This question got me wondering: suppose $S$ is a set of operators such that for all $x, y \in S$, $x(y) \in S$.
For any $x,y \in S$, we say that $x \equiv y$ iff for all $z \in S$: $$x(z) = y(z)$$
We say that $S$ is associative if, for any $x, y, z \in S$: $$x(y(z)) \equiv (x(y))(z)$$
Finally, we say $S$ is fully commutative iff, for any two ordered tuples $T_1 = (x_1,y_1,z_1,w_1,\cdots)$ and $T_2 = (x_2,y_2,z_2,w_2,\cdots)$, where all elements of both tuples $\in S$, and where $T_2$ is any reordering of $T_1$: $$x_1(y_1(z_1(w_1(\cdots)))) \equiv x_2(y_2(z_2(w_2(\cdots))))$$ For example, $a(b(c(c))) \equiv c(b(c(a))) \equiv b(c(c(a))) \equiv \cdots$ where $a,b,c \in S$
If we treat $S$ as a group isomorphic to $\mathbb{Z}$ acting multiplicatively, for example, we know $S$ is fully commutative based on the nice commutivity of integers, e.g. $$1(4(16(12))) = 16(12(1(4)))$$
My questions are as follows:
Suppose $S$ is fully commutative. Does this imply $S$ is also associative?

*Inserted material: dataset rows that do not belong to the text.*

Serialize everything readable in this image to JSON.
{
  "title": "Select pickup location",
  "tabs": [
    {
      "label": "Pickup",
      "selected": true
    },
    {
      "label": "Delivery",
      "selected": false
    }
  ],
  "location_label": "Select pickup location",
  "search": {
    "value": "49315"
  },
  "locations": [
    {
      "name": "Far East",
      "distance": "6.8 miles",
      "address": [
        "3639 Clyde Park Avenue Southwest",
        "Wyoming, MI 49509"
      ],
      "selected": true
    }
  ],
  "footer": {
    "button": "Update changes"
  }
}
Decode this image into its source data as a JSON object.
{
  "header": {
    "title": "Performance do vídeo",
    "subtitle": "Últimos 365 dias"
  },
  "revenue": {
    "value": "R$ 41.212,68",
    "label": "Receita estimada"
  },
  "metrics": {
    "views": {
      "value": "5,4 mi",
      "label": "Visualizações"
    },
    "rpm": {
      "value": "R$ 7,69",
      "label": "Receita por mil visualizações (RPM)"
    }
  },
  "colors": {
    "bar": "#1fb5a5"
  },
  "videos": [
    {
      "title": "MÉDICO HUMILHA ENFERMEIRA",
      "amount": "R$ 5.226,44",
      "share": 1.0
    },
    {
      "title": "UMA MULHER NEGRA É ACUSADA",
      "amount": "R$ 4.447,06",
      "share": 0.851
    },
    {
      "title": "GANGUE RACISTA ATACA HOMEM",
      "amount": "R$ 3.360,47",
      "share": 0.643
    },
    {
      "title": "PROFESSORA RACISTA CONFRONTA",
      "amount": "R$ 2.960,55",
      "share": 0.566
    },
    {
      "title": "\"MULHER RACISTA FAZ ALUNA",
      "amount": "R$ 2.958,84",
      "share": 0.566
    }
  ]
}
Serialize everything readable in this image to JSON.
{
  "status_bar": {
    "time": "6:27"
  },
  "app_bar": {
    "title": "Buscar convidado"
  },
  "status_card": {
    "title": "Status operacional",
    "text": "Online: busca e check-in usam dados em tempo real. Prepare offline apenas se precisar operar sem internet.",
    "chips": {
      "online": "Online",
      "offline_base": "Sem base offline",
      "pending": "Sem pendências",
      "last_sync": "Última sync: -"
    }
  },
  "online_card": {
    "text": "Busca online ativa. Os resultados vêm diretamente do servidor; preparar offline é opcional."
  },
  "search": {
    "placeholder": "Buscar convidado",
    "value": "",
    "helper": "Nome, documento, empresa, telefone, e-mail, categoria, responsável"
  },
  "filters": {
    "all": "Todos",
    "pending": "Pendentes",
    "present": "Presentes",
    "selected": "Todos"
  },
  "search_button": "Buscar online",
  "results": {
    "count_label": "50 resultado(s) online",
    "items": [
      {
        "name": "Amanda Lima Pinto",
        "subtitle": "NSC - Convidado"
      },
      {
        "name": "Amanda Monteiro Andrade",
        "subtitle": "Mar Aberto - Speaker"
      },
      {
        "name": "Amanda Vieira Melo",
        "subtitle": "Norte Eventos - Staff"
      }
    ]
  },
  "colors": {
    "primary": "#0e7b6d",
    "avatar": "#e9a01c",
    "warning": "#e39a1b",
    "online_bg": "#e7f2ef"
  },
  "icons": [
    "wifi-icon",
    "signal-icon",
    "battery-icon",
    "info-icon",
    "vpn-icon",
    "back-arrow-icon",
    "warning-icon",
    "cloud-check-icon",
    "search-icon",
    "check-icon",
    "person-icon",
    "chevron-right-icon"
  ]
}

If the answer to (1) is 'yes', is there a proof accessible to somebody who knows absolutely nothing about category theory (except the fact that it seems to pop up in problems involving abstract algebra a lot)?
If the answer is 'no', does a reasonably simple (i.e. non-graduate-level math) counterexample exist? What additional conditions on $S$ are needed to guarantee associativity?